Амина Умарова: Чем отличается давление на правозащитные организации в России президентом Российской Федерации Владимиром Путиным, в том числе, заставляя записываться в «иностранные агенты», от давления главой Чеченской Республики Рамзаном Кадыровым?
Олег Орлов: Это примерно отличается так, как давление на профсоюзы в довоенной Франции и в нацистской Германии. В довоенной Франции, безусловно, было все-таки и давление на профсоюзы, были подчас и преследования профсоюзных лидеров, а в нацистской Германии их просто ликвидировали и превратили в нечто совсем другое, в абсолютно такой винтик в государственной машине. Вот и все. Я бы сказал, что, конечно, даже может не совсем корректно мое сравнение, потому что все-таки такого давления на правозащитные организации, как сейчас в России, в довоенной Франции на профсоюзы не было, хотя, конечно, власть всегда стремилась как-то ограничить влияние профсоюзов. Но вот тут просто в современной Чечне не может быть никакой независимой правозащитной организации — вот и все. Там просто выжженное поле, еще закатанное асфальтом. Я уж не говорю про местные республиканские организации, которые только на бумаге сохранились. Организации общероссийские, межрегиональные, такие как «Мемориал», «Комитет против пыток», они же тоже оттуда изгнаны, изгнаны в результате нападений, угроз, посадок. Вот этим и отличается.
Амина Умарова: Способны ли обсуждения чеченского вопроса на таких площадках, как ПАСЕ, повлиять на решение такой сложной проблемы в республике, как исчезновения, бессудные казни, пытки?

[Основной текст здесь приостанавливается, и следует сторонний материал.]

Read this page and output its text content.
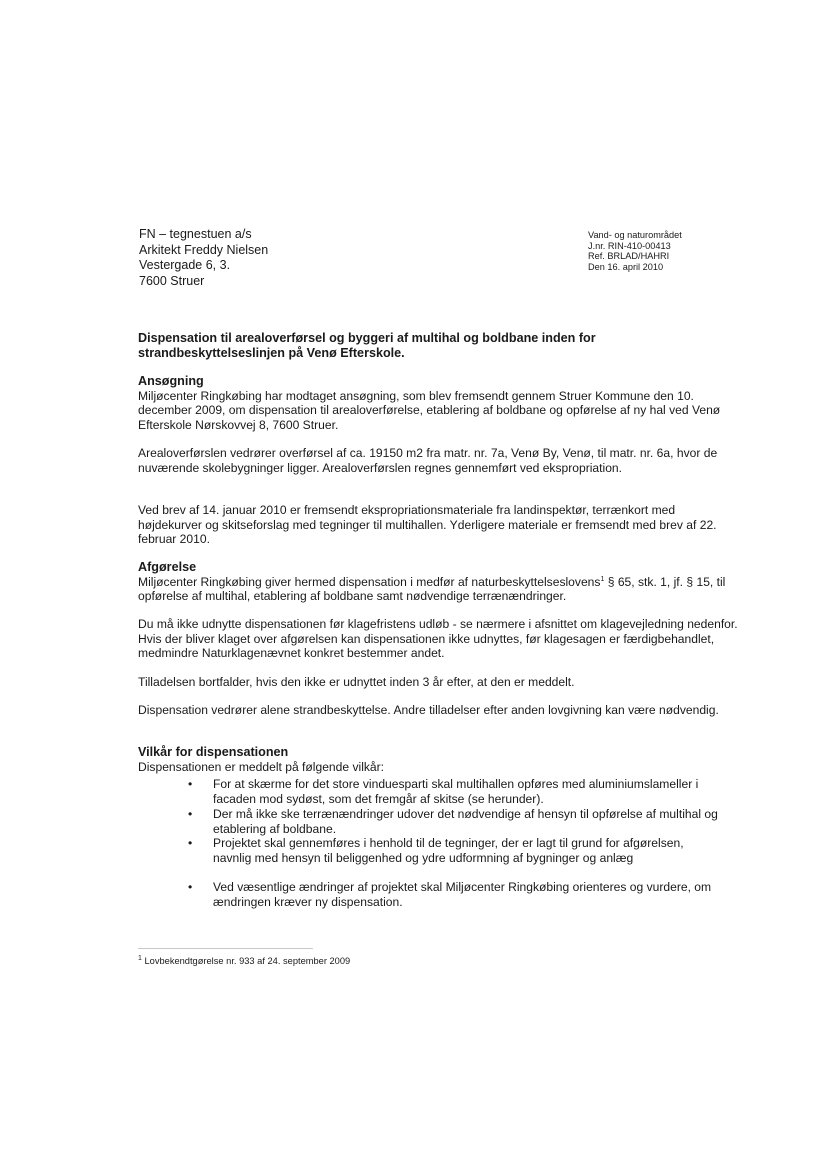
FN – tegnestuen a/s
Arkitekt Freddy Nielsen
Vestergade 6, 3.
7600 Struer
Vand- og naturområdet
J.nr. RIN-410-00413
Ref. BRLAD/HAHRI
Den 16. april 2010
Dispensation til arealoverførsel og byggeri af multihal og boldbane inden for strandbeskyttelseslinjen på Venø Efterskole.
Ansøgning

Miljøcenter Ringkøbing har modtaget ansøgning, som blev fremsendt gennem Struer Kommune den 10. december 2009, om dispensation til arealoverførelse, etablering af boldbane og opførelse af ny hal ved Venø Efterskole Nørskovvej 8, 7600 Struer.

Arealoverførslen vedrører overførsel af ca. 19150 m2 fra matr. nr. 7a, Venø By, Venø, til matr. nr. 6a, hvor de nuværende skolebygninger ligger. Arealoverførslen regnes gennemført ved ekspropriation.
Ved brev af 14. januar 2010 er fremsendt ekspropriationsmateriale fra landinspektør, terrænkort med højdekurver og skitseforslag med tegninger til multihallen. Yderligere materiale er fremsendt med brev af 22. februar 2010.
Afgørelse

Miljøcenter Ringkøbing giver hermed dispensation i medfør af naturbeskyttelseslovens$^1$ § 65, stk. 1, jf. § 15, til opførelse af multihal, etablering af boldbane samt nødvendige terrænændringer.

Du må ikke udnytte dispensationen før klagefristens udløb - se nærmere i afsnittet om klagevejledning nedenfor. Hvis der bliver klaget over afgørelsen kan dispensationen ikke udnyttes, før klagesagen er færdigbehandlet, medmindre Naturklagenævnet konkret bestemmer andet.
Tilladelsen bortfalder, hvis den ikke er udnyttet inden 3 år efter, at den er meddelt.
Dispensation vedrører alene strandbeskyttelse. Andre tilladelser efter anden lovgivning kan være nødvendig.
Vilkår for dispensationen

Dispensationen er meddelt på følgende vilkår:

• For at skærme for det store vinduesparti skal multihallen opføres med aluminiumslameller i facaden mod sydøst, som det fremgår af skitse (se herunder).
• Der må ikke ske terrænændringer udover det nødvendige af hensyn til opførelse af multihal og etablering af boldbane.
• Projektet skal gennemføres i henhold til de tegninger, der er lagt til grund for afgørelsen, navnlig med hensyn til beliggenhed og ydre udformning af bygninger og anlæg
• Ved væsentlige ændringer af projektet skal Miljøcenter Ringkøbing orienteres og vurdere, om ændringen kræver ny dispensation.
$^1$ Lovbekendtgørelse nr. 933 af 24. september 2009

Олег Орлов: Уверен, что способны, просто все зависит от степени этой готовности давить и от того, что мы ожидаем. Давайте вспомним самые тяжелые и страшные времена Второй чеченской войны. Я считаю, что именно международное давление все-таки способствовало тому, что с какого-то момента количество исчезновений стало резко снижаться. Если вспомним самое начало 2000-х годов, слушайте, речь шла, по крайней мере, зафиксированных, много сотен людей исчезало, а на самом деле, если учитывать, что не всех мы знали, то речь могла идти о тысячах. Потом с какого-то момента это все стало снижаться, уменьшаться, но добиться полного прекращения не удалось.

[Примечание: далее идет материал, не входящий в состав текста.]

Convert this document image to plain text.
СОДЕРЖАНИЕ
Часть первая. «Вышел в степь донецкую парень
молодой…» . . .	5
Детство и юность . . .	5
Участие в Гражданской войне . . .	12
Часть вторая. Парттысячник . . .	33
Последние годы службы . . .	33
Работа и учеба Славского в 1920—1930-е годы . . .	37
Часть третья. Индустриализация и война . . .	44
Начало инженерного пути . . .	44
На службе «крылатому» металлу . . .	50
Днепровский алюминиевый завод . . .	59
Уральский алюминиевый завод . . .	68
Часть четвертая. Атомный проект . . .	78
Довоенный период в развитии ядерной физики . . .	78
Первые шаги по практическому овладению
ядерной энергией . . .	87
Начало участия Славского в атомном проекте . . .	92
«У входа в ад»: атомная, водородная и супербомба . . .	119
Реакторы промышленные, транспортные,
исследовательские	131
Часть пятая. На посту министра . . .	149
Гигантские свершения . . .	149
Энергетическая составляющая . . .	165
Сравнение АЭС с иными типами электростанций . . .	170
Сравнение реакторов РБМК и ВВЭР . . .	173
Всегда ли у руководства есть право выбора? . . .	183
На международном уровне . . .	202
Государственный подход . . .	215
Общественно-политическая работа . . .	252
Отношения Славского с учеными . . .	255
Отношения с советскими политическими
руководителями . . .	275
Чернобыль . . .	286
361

Любая жизнь — бесценна. Вот в какой-то степени удается уменьшить это зло. Победить его путем давления не удалось, и возможно, что сейчас мы что-то подобное получим — все-таки давление это происходит на Российскую Федерацию и создает, конечно, неудобства господину Путину, вообще режиму Путина. Ну, совсем некрасиво выглядит, когда в стране, которая хочет выглядеть хотя бы частично демократической, существует такой тоталитарный анклав — просто ужасно. Вполне возможно, что будет как-то указано господину Кадырову на недопустимость эксцессов, но это не значит, что в Чеченской Республике начнутся соблюдаться права человека. Просто степень совершенно безобразного подавления прав человека может быть несколько снижена, я бы так сказал.